今回の検証は、2019年9月に設立した「丸の内データコンソーシアム」において、両社でデータ活用を通じた街・社会への新たな価値や事業の創出を目指した取り組みの一環として実施したもの。
検証にあたっては、三菱地所が保有する、ビルごとの入居企業数や在勤者数、廃棄物の収集ルール等のデータに加え、廃棄物収集業務にかかる現地視察も実施。それぞれの廃棄物処理事業者から廃棄物の種類に応じた運搬車両の仕様、ビル/廃棄物種類ごとの回収の頻度・量・ルート・作業時間等のデータを収集・整形し、現状の可視化を行った。
収集したデータや「MAGELLAN BLOCKS」が提供する気温・湿度・降水量などの気象データ、地区イベント情報など、予測に影響する要因となるデータ(予測因子)をもとに、ビル/廃棄物種類ごとのごみ発生量をAIで予測するモデルを構築・評価し、実際に数か月後のごみ発生量の予測・シミュレーションを実施した。予測結果に基づき、車両の積載可能量やビル・処分場の搬出入の形態・位置、収集作業時間等の制約条件を考慮して、廃棄物が発生するすべてのビルを経由して確実にごみを回収するとともに、車両台数が最も少なく、かつ移動距離が最短となるルートの組み合わせを、量子アニーリングを活用してシミュレーション。

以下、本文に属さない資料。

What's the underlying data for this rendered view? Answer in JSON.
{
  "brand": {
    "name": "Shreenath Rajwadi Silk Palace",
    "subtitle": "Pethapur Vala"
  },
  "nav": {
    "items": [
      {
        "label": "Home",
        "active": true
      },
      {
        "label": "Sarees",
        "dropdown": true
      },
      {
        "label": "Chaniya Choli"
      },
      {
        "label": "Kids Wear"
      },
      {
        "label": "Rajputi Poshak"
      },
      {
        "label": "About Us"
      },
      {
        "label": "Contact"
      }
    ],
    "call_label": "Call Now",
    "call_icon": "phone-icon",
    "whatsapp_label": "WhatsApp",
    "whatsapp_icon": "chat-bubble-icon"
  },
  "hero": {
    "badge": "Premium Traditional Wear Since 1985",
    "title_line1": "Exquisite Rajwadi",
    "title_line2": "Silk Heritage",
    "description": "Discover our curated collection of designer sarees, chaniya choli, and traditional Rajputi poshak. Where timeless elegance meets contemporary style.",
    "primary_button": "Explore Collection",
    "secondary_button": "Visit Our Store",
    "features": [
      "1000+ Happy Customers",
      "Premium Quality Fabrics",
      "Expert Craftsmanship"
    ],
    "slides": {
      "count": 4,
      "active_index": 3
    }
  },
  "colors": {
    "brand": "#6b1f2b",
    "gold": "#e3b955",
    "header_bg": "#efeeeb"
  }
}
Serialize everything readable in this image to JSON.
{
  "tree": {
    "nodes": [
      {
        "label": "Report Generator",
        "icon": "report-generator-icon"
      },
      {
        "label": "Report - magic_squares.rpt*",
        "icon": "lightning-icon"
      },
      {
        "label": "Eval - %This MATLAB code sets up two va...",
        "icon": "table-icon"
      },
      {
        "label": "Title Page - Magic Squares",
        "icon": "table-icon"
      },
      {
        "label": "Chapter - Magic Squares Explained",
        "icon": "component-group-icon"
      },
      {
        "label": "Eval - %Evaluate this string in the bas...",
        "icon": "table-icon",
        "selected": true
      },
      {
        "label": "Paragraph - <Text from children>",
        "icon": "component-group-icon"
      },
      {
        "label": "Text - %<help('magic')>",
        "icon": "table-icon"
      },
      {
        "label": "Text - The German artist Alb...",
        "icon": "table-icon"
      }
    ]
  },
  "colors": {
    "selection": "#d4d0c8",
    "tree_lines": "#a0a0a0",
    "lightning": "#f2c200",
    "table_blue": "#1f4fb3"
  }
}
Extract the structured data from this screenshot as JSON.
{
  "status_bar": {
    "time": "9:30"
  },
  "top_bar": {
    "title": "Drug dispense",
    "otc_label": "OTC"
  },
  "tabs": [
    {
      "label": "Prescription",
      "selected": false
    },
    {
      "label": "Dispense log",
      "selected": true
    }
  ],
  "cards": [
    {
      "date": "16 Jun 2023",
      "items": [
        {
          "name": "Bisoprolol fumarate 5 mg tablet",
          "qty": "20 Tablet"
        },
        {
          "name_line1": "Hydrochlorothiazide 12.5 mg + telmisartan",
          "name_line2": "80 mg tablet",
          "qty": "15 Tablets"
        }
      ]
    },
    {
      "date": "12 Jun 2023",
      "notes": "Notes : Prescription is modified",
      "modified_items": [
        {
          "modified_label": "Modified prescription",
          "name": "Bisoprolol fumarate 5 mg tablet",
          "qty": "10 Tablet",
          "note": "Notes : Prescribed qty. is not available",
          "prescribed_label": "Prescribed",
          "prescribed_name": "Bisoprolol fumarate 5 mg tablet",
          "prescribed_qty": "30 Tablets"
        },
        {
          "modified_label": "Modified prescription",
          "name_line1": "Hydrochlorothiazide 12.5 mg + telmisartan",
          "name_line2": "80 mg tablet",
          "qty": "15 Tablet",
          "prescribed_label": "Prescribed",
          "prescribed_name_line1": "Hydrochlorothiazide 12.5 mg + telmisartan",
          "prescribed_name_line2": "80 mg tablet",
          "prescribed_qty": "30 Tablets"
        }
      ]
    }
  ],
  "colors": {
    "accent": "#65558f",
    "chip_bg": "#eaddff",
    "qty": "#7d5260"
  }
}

「MAGELLAN BLOCKS」の機械学習/深層学習と量子コンピューティング技術を活用することで、約94%の高精度でごみ発生量の予測を実現し、その予測結果に基づき、膨大な組み合わせの中から最適なルートを瞬時に求めることができた。丸の内エリアにおいて廃棄物の収集運搬業務の効率化、移動距離の最小化が実現することで、CO2排出量は約57%削減が期待できるという。
AIによるごみ発生量の予測では、特に可燃や生ごみ、ダンボール等においては日ごとの傾向も微細にとらえた予測を実現するなど、90%を超える高精度な結果を算出し、実運用への容易な移行を可能にした。ビルだけではなく地区のイベント情報や廃棄物の発生要因を細分化してデータ化する等して学習を重ねることで、さらなる精度向上も見込める。
量子アニーリングを活用した最適解として、現状の総走行距離約2,300kmに対して約1,000kmでごみを収集する最適ルートが導き出された。これにより、CO2の排出量は約57%削減、車両台数は約59%削減される試算となり、SDGs・脱炭素化への寄与が期待される。
グルーヴノーツと三菱地所は、「廃棄物収集ルート最適化」の検証から生まれたデータをもとに、具体的な運用に向けたPoV(Proof Of Value:導入前検証)を行っている。さらに、ビルごとに異なる様々な廃棄物処理業者との共創を図ることで、収集業務の効率化による長時間労働の削減や人手不足の解消にも貢献していくとしている。